If we achieve that greater sense of local and public participation, this Government will have created a distinctive feel-good factor; not the so-called feel-good factor of the 1980s, which was based on narrow self-centredness and the exclusion of the poorest in our society, but a feel-good sense based on communities that meet needs and foster inclusion and cohesion. I believe that the money is now in the system to give us real hope that we can achieve such a society.

9.12 pm

Mr. Alex Salmond (Banff and Buchan): Thank you, Madam Deputy Speaker, for calling me at the climax of this debate. I have sat here for some four hours plus, and I have listened to the debate ebb and flow, although I should say that it has mostly ebbed. [Interruption.] It is going to get better. At times, the Scottish Grand Committee has taken on a new and attractive light. If I followed the example of some hon. Members, I would leave precious little time for the Front-Bench spokesmen to sum up. I do not intend to do that, but I am strongly tempted, given the length of some of the contributions, particularly from those who discussed "productivity" in the public sector. I found that somewhat amusing.

One of the "flows" in this debate was the first class contribution from the Chairman of the Select Committee, the hon. Member for Dumbarton (Mr. McFall). His was the most thoughtful speech by a mile. He argued that the Treasury forecasts are believable because public investment is very low as a percentage of gross domestic product—much lower than in the glorious reign of Baroness Thatcher, some 20 years ago. When asked whether that is a good thing for a Labour Member of Parliament, in particular, to be saying, the hon.
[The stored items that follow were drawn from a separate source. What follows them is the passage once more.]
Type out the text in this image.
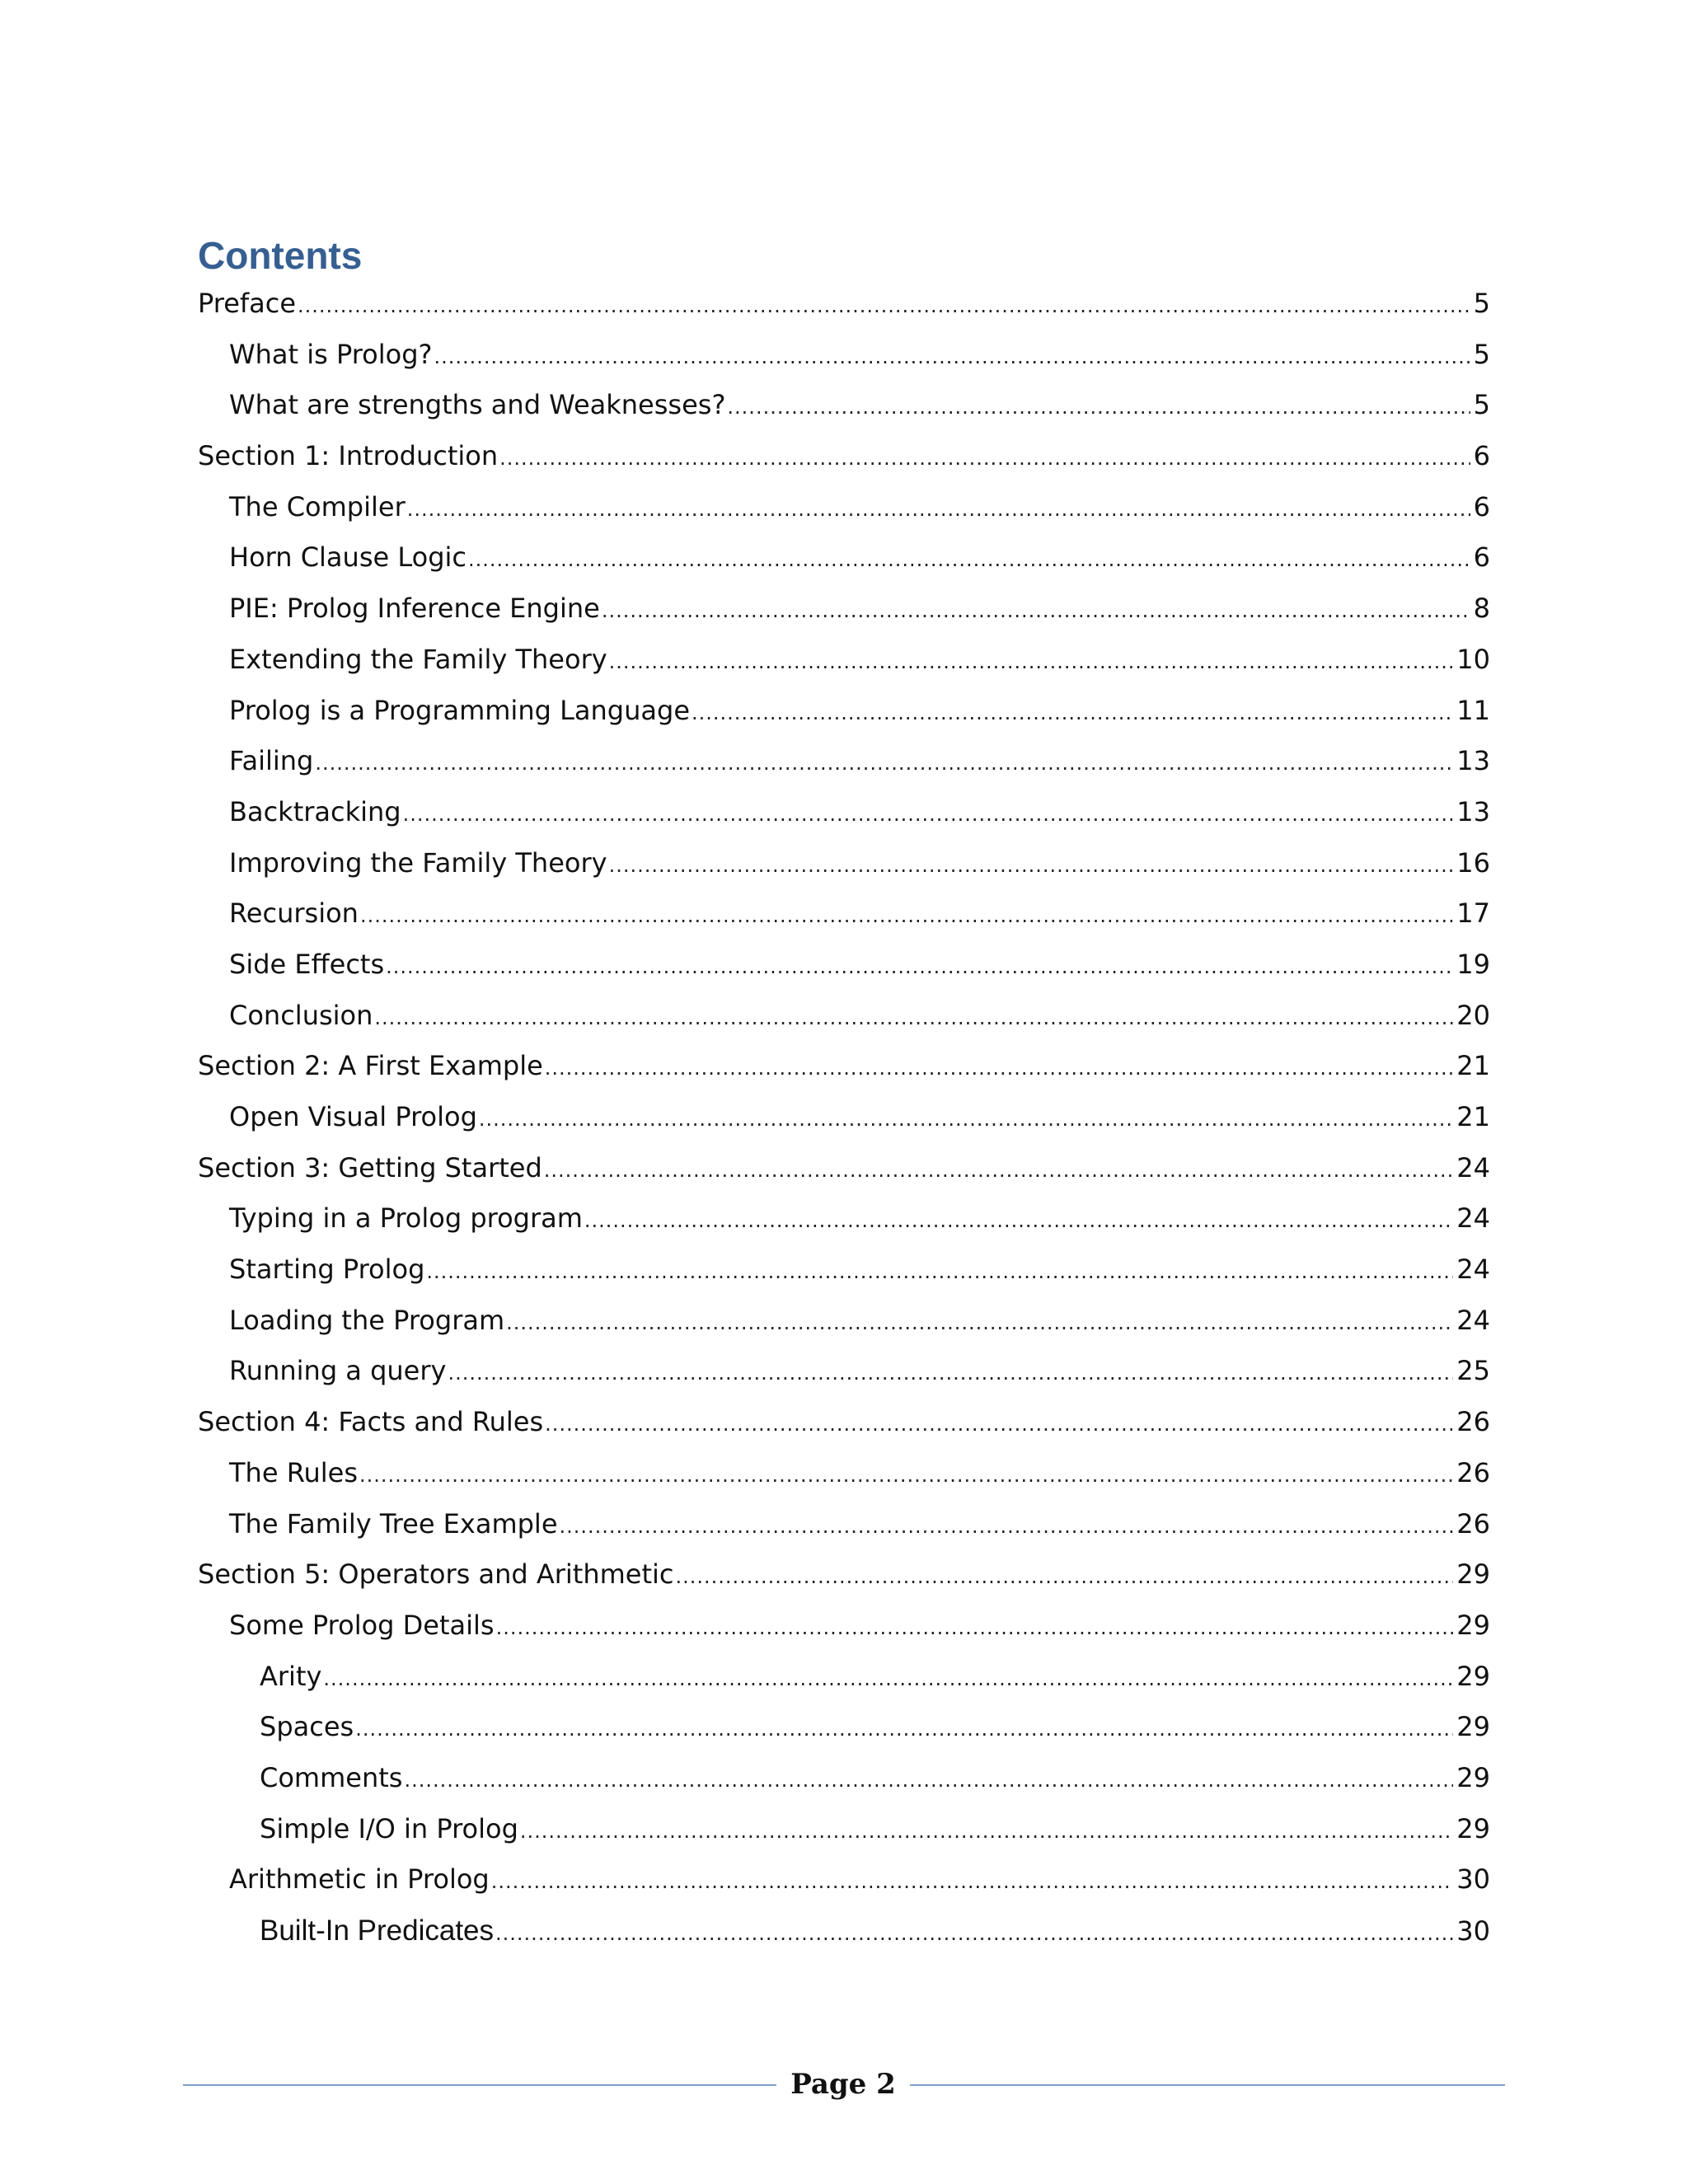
Contents
Preface .....	5
What is Prolog? .....	5
What are strengths and Weaknesses? .....	5
Section 1: Introduction .....	6
The Compiler .....	6
Horn Clause Logic .....	6
PIE: Prolog Inference Engine .....	8
Extending the Family Theory .....	10
Prolog is a Programming Language .....	11
Failing .....	13
Backtracking .....	13
Improving the Family Theory .....	16
Recursion .....	17
Side Effects .....	19
Conclusion .....	20
Section 2: A First Example .....	21
Open Visual Prolog .....	21
Section 3: Getting Started .....	24
Typing in a Prolog program .....	24
Starting Prolog .....	24
Loading the Program .....	24
Running a query .....	25
Section 4: Facts and Rules .....	26
The Rules .....	26
The Family Tree Example .....	26
Section 5: Operators and Arithmetic .....	29
Some Prolog Details .....	29
Arity .....	29
Spaces .....	29
Comments .....	29
Simple I/O in Prolog .....	29
Arithmetic in Prolog .....	30
Built-In Predicates .....	30
Page 2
Gentleman said that, in the Thatcher years, public investment was wasted on unemployment, but now it is diverted towards much more useful things. To some extent that is correct, but it is not the only point about the decline of public investment in the economy.

One example is gross public investment—investment in capital infrastructure in the public sector. In 1975, gross public investment in the UK was 8.9 per cent. of GDP; by 2000, it was 1.7 per cent. Even if we include private finance initiative schemes, that figure increases to only 2.1 per cent. The Wanless report was predicated on the argument that there had been £200 billion of underinvestment in the national health service over a generation. One difficulty that I have with the Treasury team's credibility as they deal with such points is that, for the past five years, the Chancellor of the Exchequer has argued that public investment and public spending has increased when it has not, and that taxation has not increased when in fact it has.

Mr. Tom Harris: I will keep this brief. The hon. Gentleman rightly referred to a low percentage of gross national product. Is he claiming that that represents a real-terms decrease? A percentage of a pie that is becoming bigger is not the same as a real-terms decrease. I hope that Hansard gets that right.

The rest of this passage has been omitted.